His gaze darkened. “Those who are criminals will be punished.”

“They’re not criminals in the Lands, not by Pixie laws.”

His chest rose and fell visibly as he heaved a deep breath. His jaw hardened as he glared at her.

“And those in exile?” she asked. “Would you pursue them too?” Her skin started to burn again, but not because of her desire for him.

“Does your peace come by exterminating everyone who defied your family in the past, who broke your laws? How is killing the oracles, the semargl, driving brownies and imps and fairies from their homes, any less of a crime than killing dragons?”

“The oracles trained the wolf breed of the semargl to hunt dragon eggs,” he growled.

“They stole the eggs and raised the young in captivity, cutting off their wings so they could not escape.

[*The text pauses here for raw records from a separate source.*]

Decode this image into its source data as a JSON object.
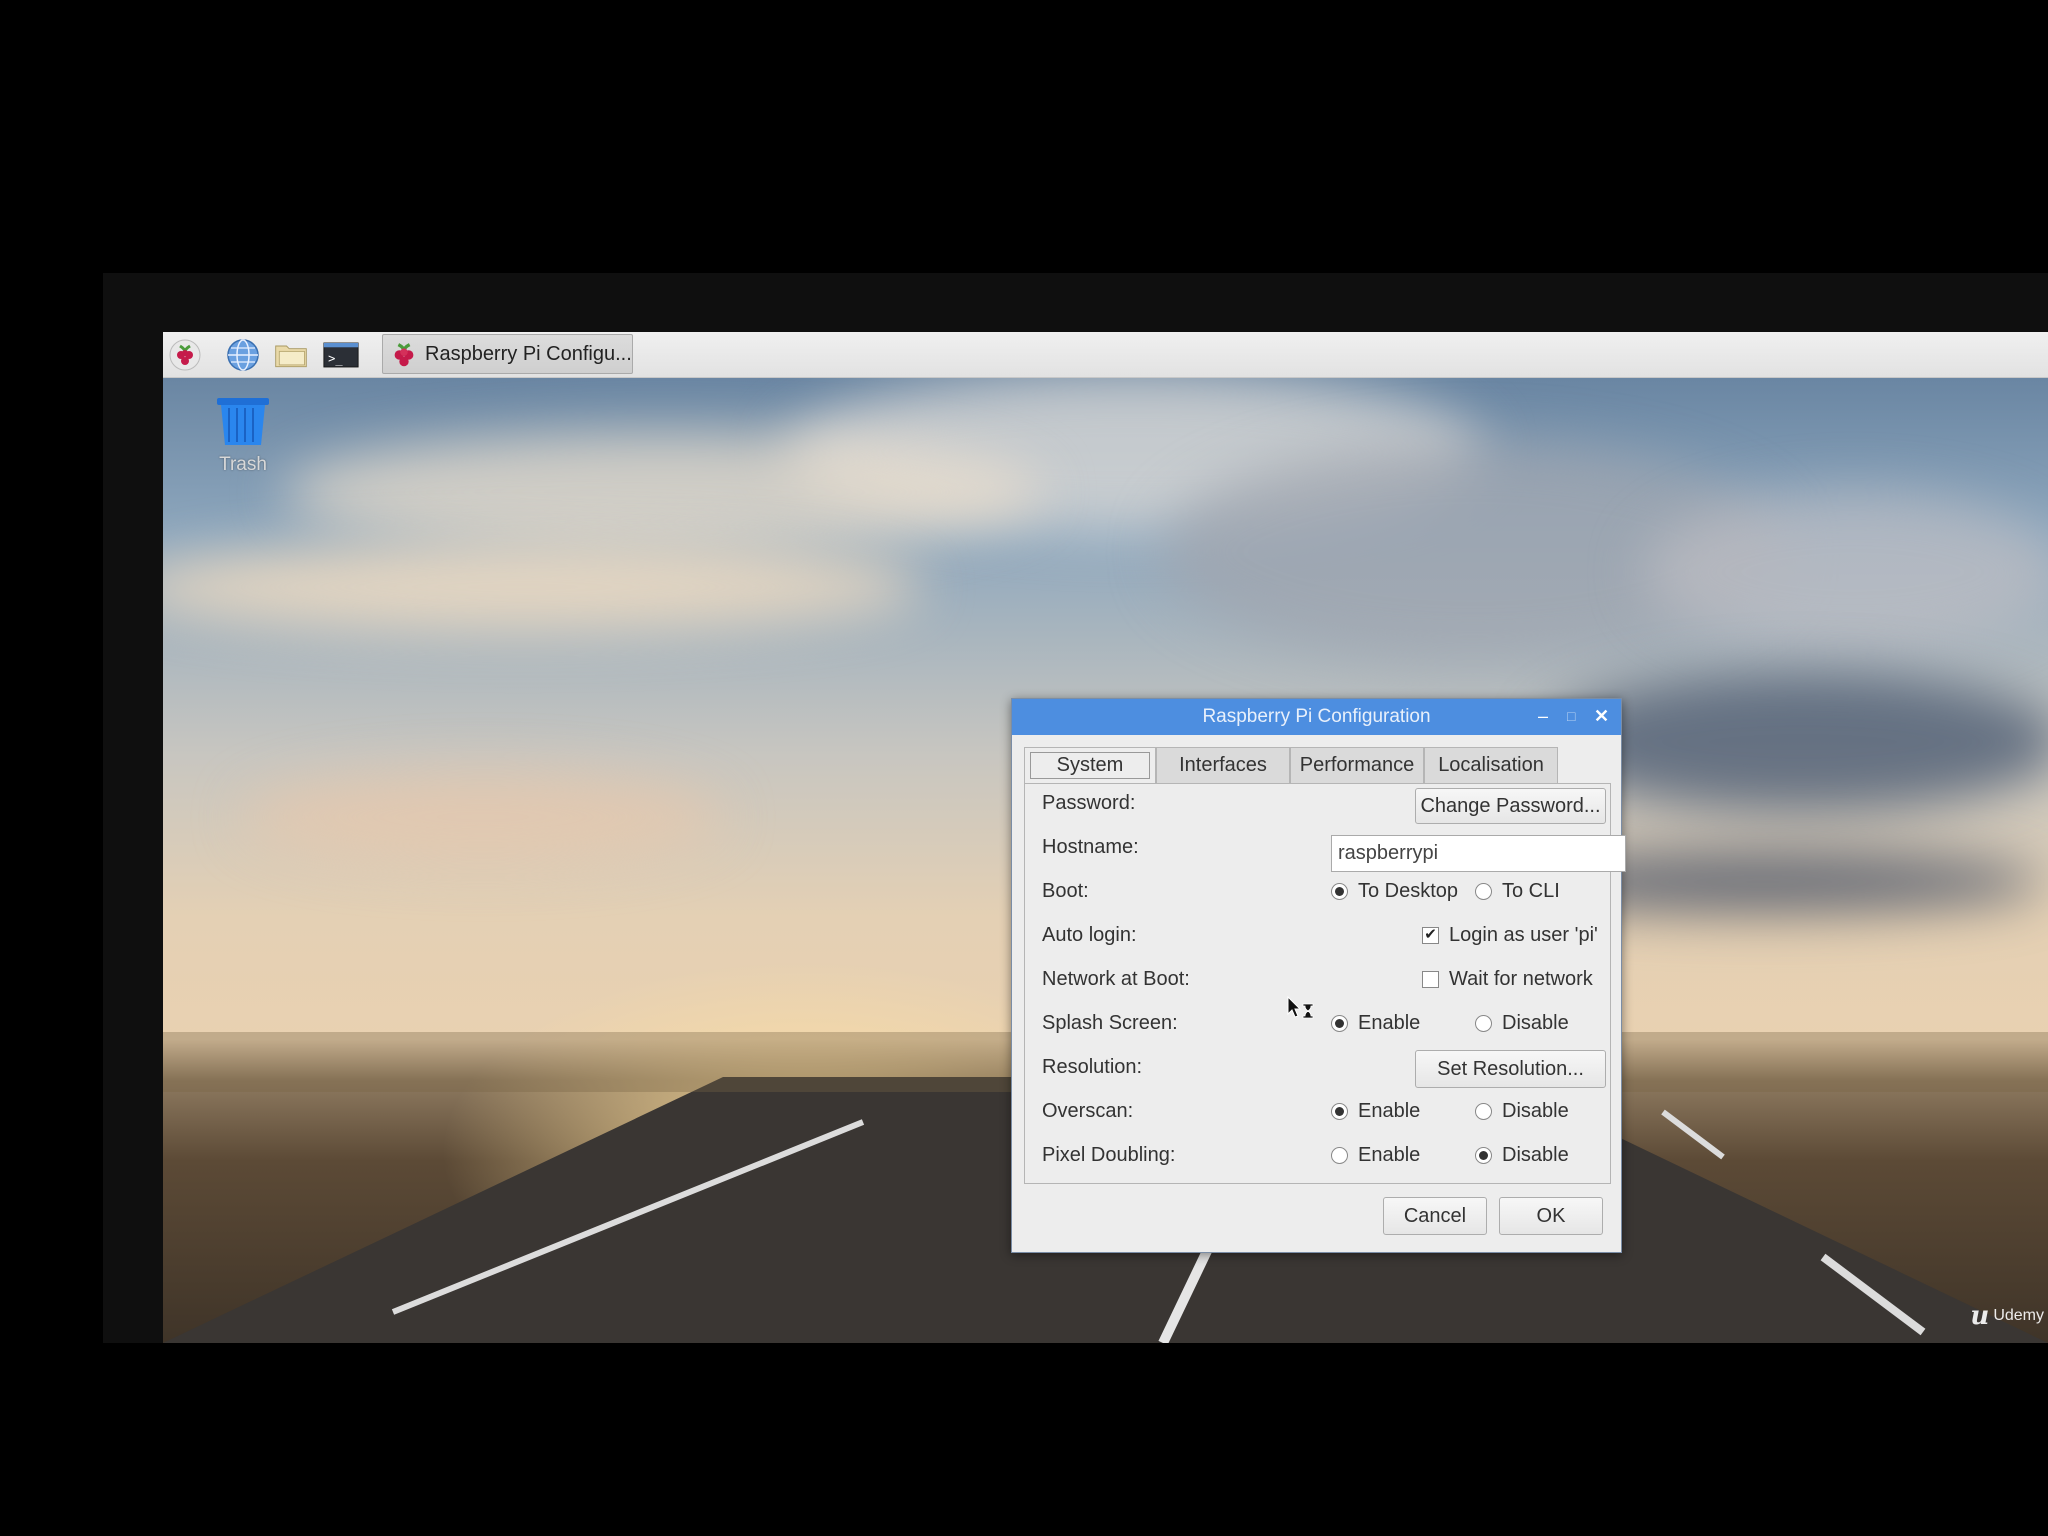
{
  "taskbar": {
    "icons": [
      "raspberry-menu-icon",
      "web-browser-icon",
      "file-manager-icon",
      "terminal-icon"
    ],
    "app_button_label": "Raspberry Pi Configu..."
  },
  "desktop": {
    "trash_label": "Trash",
    "watermark": "Udemy"
  },
  "dialog": {
    "title": "Raspberry Pi Configuration",
    "tabs": [
      "System",
      "Interfaces",
      "Performance",
      "Localisation"
    ],
    "active_tab": "System",
    "rows": {
      "password_label": "Password:",
      "change_password_button": "Change Password...",
      "hostname_label": "Hostname:",
      "hostname_value": "raspberrypi",
      "boot_label": "Boot:",
      "boot_desktop": "To Desktop",
      "boot_cli": "To CLI",
      "autologin_label": "Auto login:",
      "autologin_option": "Login as user 'pi'",
      "network_label": "Network at Boot:",
      "network_option": "Wait for network",
      "splash_label": "Splash Screen:",
      "resolution_label": "Resolution:",
      "set_resolution_button": "Set Resolution...",
      "overscan_label": "Overscan:",
      "pixel_doubling_label": "Pixel Doubling:",
      "enable": "Enable",
      "disable": "Disable"
    },
    "state": {
      "boot": "To Desktop",
      "autologin": true,
      "wait_for_network": false,
      "splash": "Enable",
      "overscan": "Enable",
      "pixel_doubling": "Disable"
    },
    "cancel_button": "Cancel",
    "ok_button": "OK"
  },
  "colors": {
    "titlebar": "#4d8ee0",
    "dialog_bg": "#ededed"
  }
}
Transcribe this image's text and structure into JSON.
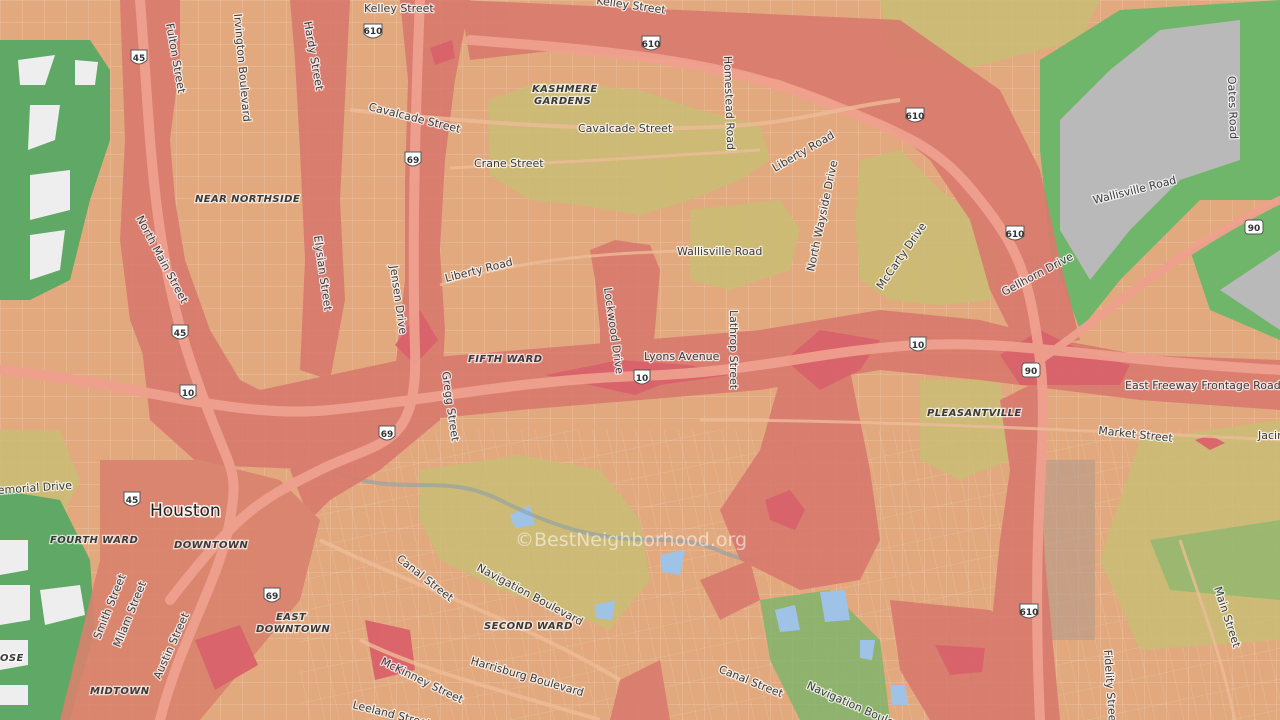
{
  "watermark": "©BestNeighborhood.org",
  "colors": {
    "base_orange": "#e2a97e",
    "red_zone": "#d97a6e",
    "dark_red": "#d9626a",
    "olive_zone": "#c9bd74",
    "green_zone": "#5fa865",
    "industrial_gray": "#b9b9b9",
    "water": "#9fc3e6"
  },
  "labels": {
    "city": "Houston",
    "areas": {
      "near_northside": "NEAR NORTHSIDE",
      "kashmere_1": "KASHMERE",
      "kashmere_2": "GARDENS",
      "fifth_ward": "FIFTH WARD",
      "pleasantville": "PLEASANTVILLE",
      "downtown": "DOWNTOWN",
      "fourth_ward": "FOURTH WARD",
      "east_downtown_1": "EAST",
      "east_downtown_2": "DOWNTOWN",
      "second_ward": "SECOND WARD",
      "midtown": "MIDTOWN",
      "ose": "OSE"
    },
    "streets": {
      "kelley_1": "Kelley Street",
      "kelley_2": "Kelley Street",
      "fulton": "Fulton Street",
      "irvington": "Irvington Boulevard",
      "hardy": "Hardy Street",
      "homestead": "Homestead Road",
      "oates": "Oates Road",
      "cavalcade_1": "Cavalcade Street",
      "cavalcade_2": "Cavalcade Street",
      "crane": "Crane Street",
      "liberty_1": "Liberty Road",
      "liberty_2": "Liberty Road",
      "north_wayside": "North Wayside Drive",
      "wallisville_1": "Wallisville Road",
      "wallisville_2": "Wallisville Road",
      "north_main": "North Main Street",
      "elysian": "Elysian Street",
      "jensen": "Jensen Drive",
      "mccarty": "McCarty Drive",
      "gellhorn": "Gellhorn Drive",
      "lockwood": "Lockwood Drive",
      "lyons": "Lyons Avenue",
      "lathrop": "Lathrop Street",
      "east_freeway": "East Freeway Frontage Road",
      "gregg": "Gregg Street",
      "market": "Market Street",
      "jacinto": "Jacin",
      "memorial": "emorial Drive",
      "canal_1": "Canal Street",
      "canal_2": "Canal Street",
      "navigation_1": "Navigation Boulevard",
      "navigation_2": "Navigation Boulev",
      "smith": "Smith Street",
      "milam": "Milam Street",
      "austin": "Austin Street",
      "mckinney": "McKinney Street",
      "harrisburg": "Harrisburg Boulevard",
      "leeland": "Leeland Street",
      "main": "Main Street",
      "fidelity": "Fidelity Street"
    },
    "shields": {
      "i610_a": "610",
      "i610_b": "610",
      "i610_c": "610",
      "i610_d": "610",
      "i610_e": "610",
      "i45_a": "45",
      "i45_b": "45",
      "i45_c": "45",
      "i69_a": "69",
      "i69_b": "69",
      "i69_c": "69",
      "i10_a": "10",
      "i10_b": "10",
      "i10_c": "10",
      "us90_a": "90",
      "us90_b": "90"
    }
  }
}
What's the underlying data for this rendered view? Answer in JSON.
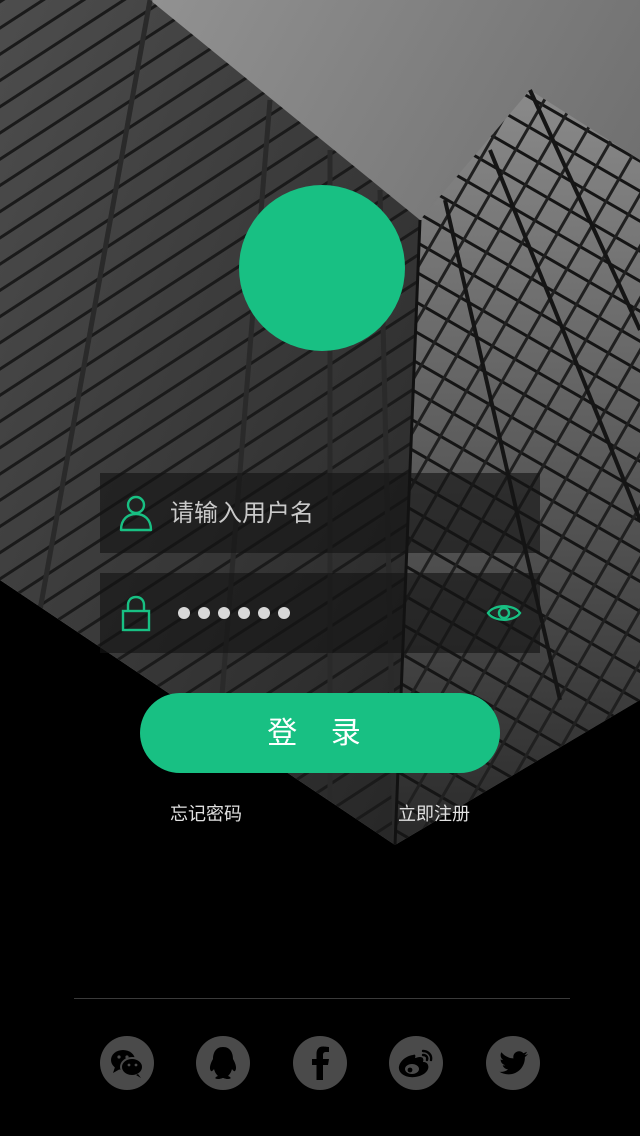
{
  "login": {
    "username_placeholder": "请输入用户名",
    "password_mask_count": 6,
    "login_button": "登 录",
    "forgot_password": "忘记密码",
    "register_now": "立即注册"
  },
  "colors": {
    "accent": "#18c083",
    "background": "#000000",
    "social_circle": "#4a4a4a",
    "field_background": "#141414"
  },
  "icons": {
    "username": "user-icon",
    "password": "lock-icon",
    "show_password": "eye-icon"
  },
  "social": [
    {
      "name": "wechat",
      "icon": "wechat-icon"
    },
    {
      "name": "qq",
      "icon": "qq-icon"
    },
    {
      "name": "facebook",
      "icon": "facebook-icon"
    },
    {
      "name": "weibo",
      "icon": "weibo-icon"
    },
    {
      "name": "twitter",
      "icon": "twitter-icon"
    }
  ]
}
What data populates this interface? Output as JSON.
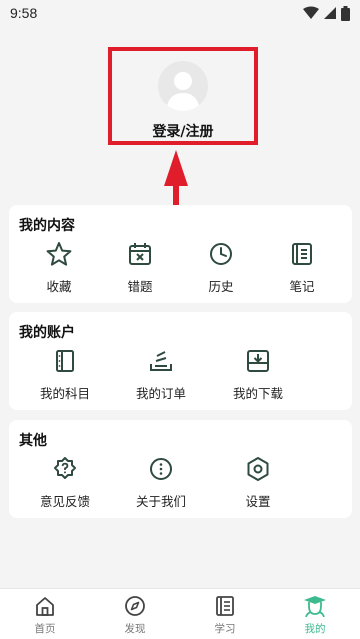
{
  "status_bar": {
    "time": "9:58"
  },
  "profile": {
    "login_label": "登录/注册"
  },
  "sections": [
    {
      "title": "我的内容",
      "items": [
        {
          "label": "收藏",
          "icon": "star-icon"
        },
        {
          "label": "错题",
          "icon": "calendar-x-icon"
        },
        {
          "label": "历史",
          "icon": "clock-icon"
        },
        {
          "label": "笔记",
          "icon": "notes-icon"
        }
      ]
    },
    {
      "title": "我的账户",
      "items": [
        {
          "label": "我的科目",
          "icon": "book-icon"
        },
        {
          "label": "我的订单",
          "icon": "order-icon"
        },
        {
          "label": "我的下载",
          "icon": "download-icon"
        }
      ]
    },
    {
      "title": "其他",
      "items": [
        {
          "label": "意见反馈",
          "icon": "feedback-icon"
        },
        {
          "label": "关于我们",
          "icon": "more-icon"
        },
        {
          "label": "设置",
          "icon": "settings-icon"
        }
      ]
    }
  ],
  "tabbar": {
    "active": "我的",
    "tabs": [
      {
        "label": "首页",
        "icon": "home-icon"
      },
      {
        "label": "发现",
        "icon": "compass-icon"
      },
      {
        "label": "学习",
        "icon": "study-icon"
      },
      {
        "label": "我的",
        "icon": "profile-icon"
      }
    ]
  },
  "colors": {
    "accent": "#3dbb8f",
    "icon": "#2f4a3f",
    "highlight_box": "#e01e2b",
    "background": "#f4f4f4"
  }
}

They chained their mouths so they could not breathe fire. The oracles had to do so, in order to sustain themselves, but they could not force the dragons to breed.” He took another deep breath and poured himself a cup of water.

“There are races of small folk who believe they are above others and feel it is their duty to hunt and kill those races they do not like. My family did nothing but cease the slaughter. At least the oracles had a reason for killing dragons. What reason did the dwarfs have for hunting the chimera, or the lion-breed of semargl? None but vanity and pride.”

Her voice was tight in throat. “I hear your reasoning, Endreas. But I don’t think you hear mine.

Your laws aren’t ours. Pixies will not simply stand by and allow you to hunt down the small folk, even if they were willing to accept you as a ruler, which they won’t be.

I’m beginning to think that your peace only comes by a great deal of slaughter and oppression. Tell me I’m wrong.”

He didn’t though. He just gazed levelly at her. And then, he strode past her. Her frame wavered when he moved by, as if she were a dingy rocking in the wake of his ship.